Proses pemadaman di lokasi kejadian berlangsung alot. Tim Manggala Agni bersama Satgas Karhutla Provinsi Jambi tidak hanya berhadapan dengan kobaran api di permukaan, tetapi juga potensi api yang bersembunyi di bawah tanah.
Lahan yang terbakar memiliki karakteristik tanah semi gambut. Kondisi ini membuat proses pemadaman harus dilakukan secara ekstra hati-hati karena api berpotensi menyimpan bara di bawah permukaan tanah.
Jika tidak ditangani tuntas, bara tersebut bisa kembali memicu kobaran api di titik lain ketika kondisi kering. Petugas pun harus memastikan setiap tunggul kayu yang masih berasap benar-benar padam sebelum meninggalkan lokasi.
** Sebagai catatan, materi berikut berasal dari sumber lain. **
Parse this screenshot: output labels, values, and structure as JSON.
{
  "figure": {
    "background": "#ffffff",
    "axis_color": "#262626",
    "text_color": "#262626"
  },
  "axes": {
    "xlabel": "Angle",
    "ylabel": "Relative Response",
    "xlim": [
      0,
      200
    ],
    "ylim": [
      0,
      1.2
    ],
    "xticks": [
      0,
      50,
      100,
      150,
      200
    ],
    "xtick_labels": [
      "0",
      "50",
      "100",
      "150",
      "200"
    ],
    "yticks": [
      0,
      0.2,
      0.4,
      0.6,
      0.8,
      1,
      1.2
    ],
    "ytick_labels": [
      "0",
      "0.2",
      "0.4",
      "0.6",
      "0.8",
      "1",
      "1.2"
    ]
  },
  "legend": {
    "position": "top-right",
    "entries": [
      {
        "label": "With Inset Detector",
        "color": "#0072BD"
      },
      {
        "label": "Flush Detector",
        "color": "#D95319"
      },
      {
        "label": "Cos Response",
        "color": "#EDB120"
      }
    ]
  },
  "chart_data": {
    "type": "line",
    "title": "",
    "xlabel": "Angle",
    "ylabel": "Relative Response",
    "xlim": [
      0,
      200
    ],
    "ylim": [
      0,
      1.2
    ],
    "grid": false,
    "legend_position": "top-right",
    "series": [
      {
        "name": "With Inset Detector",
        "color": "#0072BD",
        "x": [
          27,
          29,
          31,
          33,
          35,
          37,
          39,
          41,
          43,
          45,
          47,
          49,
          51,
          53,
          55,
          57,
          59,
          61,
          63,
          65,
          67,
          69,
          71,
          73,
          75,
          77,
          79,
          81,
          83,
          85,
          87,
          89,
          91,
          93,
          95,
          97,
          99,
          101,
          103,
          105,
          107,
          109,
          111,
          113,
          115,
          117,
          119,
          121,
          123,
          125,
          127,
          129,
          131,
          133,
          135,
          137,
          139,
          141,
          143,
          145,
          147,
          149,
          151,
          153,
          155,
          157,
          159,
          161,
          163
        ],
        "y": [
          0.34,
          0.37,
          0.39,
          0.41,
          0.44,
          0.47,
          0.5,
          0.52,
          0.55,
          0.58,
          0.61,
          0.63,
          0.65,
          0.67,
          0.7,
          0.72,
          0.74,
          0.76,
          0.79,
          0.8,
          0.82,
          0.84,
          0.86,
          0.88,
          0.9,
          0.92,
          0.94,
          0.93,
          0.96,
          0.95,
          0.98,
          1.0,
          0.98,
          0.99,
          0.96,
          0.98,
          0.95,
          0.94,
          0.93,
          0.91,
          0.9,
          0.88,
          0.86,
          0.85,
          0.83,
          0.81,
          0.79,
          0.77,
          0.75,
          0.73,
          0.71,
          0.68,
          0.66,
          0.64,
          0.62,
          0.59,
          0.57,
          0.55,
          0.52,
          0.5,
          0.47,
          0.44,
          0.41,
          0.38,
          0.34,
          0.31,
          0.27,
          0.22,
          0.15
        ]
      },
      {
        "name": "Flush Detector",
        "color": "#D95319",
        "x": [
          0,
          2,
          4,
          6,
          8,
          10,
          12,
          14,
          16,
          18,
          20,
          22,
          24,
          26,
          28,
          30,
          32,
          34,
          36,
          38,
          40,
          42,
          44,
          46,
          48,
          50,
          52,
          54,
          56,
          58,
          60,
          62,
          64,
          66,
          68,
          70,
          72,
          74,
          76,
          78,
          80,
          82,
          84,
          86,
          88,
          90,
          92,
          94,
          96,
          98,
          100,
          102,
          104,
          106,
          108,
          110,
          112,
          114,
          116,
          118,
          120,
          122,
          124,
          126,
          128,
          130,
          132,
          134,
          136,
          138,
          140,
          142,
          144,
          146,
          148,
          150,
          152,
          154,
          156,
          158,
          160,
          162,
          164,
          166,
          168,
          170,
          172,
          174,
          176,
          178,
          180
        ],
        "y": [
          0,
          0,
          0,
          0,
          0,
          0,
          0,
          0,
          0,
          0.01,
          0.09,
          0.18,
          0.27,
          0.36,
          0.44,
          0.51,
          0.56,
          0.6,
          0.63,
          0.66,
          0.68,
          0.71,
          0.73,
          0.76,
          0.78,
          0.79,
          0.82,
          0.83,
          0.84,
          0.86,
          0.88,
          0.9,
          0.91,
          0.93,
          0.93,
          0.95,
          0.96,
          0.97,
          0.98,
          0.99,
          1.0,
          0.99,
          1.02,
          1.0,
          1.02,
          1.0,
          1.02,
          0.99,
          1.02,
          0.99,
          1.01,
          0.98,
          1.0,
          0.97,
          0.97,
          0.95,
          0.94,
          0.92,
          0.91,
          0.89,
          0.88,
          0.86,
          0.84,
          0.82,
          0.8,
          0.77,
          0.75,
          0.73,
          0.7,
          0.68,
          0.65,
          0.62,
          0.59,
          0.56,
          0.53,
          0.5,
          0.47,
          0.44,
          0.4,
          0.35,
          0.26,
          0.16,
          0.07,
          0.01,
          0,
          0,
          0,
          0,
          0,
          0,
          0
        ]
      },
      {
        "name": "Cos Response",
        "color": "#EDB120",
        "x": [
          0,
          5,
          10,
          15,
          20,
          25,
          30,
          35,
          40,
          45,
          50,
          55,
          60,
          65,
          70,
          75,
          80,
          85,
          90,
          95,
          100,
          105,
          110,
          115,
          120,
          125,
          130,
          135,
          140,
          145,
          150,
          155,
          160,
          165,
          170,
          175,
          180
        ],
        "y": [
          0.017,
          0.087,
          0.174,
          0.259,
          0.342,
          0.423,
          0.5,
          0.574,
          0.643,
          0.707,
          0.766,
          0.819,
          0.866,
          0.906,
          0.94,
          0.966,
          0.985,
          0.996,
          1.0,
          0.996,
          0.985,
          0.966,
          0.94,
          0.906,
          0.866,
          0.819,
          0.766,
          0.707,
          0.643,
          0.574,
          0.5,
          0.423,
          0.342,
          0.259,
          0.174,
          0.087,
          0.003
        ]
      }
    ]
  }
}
Selain tantangan memadamkan bara di tanah semi gambut, petugas juga dihadapkan pada bahaya fisik di lapangan. Maraknya pohon pinang yang tumbang akibat dilalap api menjadi ancaman serius bagi keselamatan tim pemadam.
Pohon-pohon yang sudah rapuh tersebut bisa roboh sewaktu-waktu dan menimpa petugas yang sedang fokus menyiram titik-titik api. Kewaspadaan ekstra pun menjadi prioritas utama selama proses pemadaman berlangsung di wilayah Provinsi Jambi itu.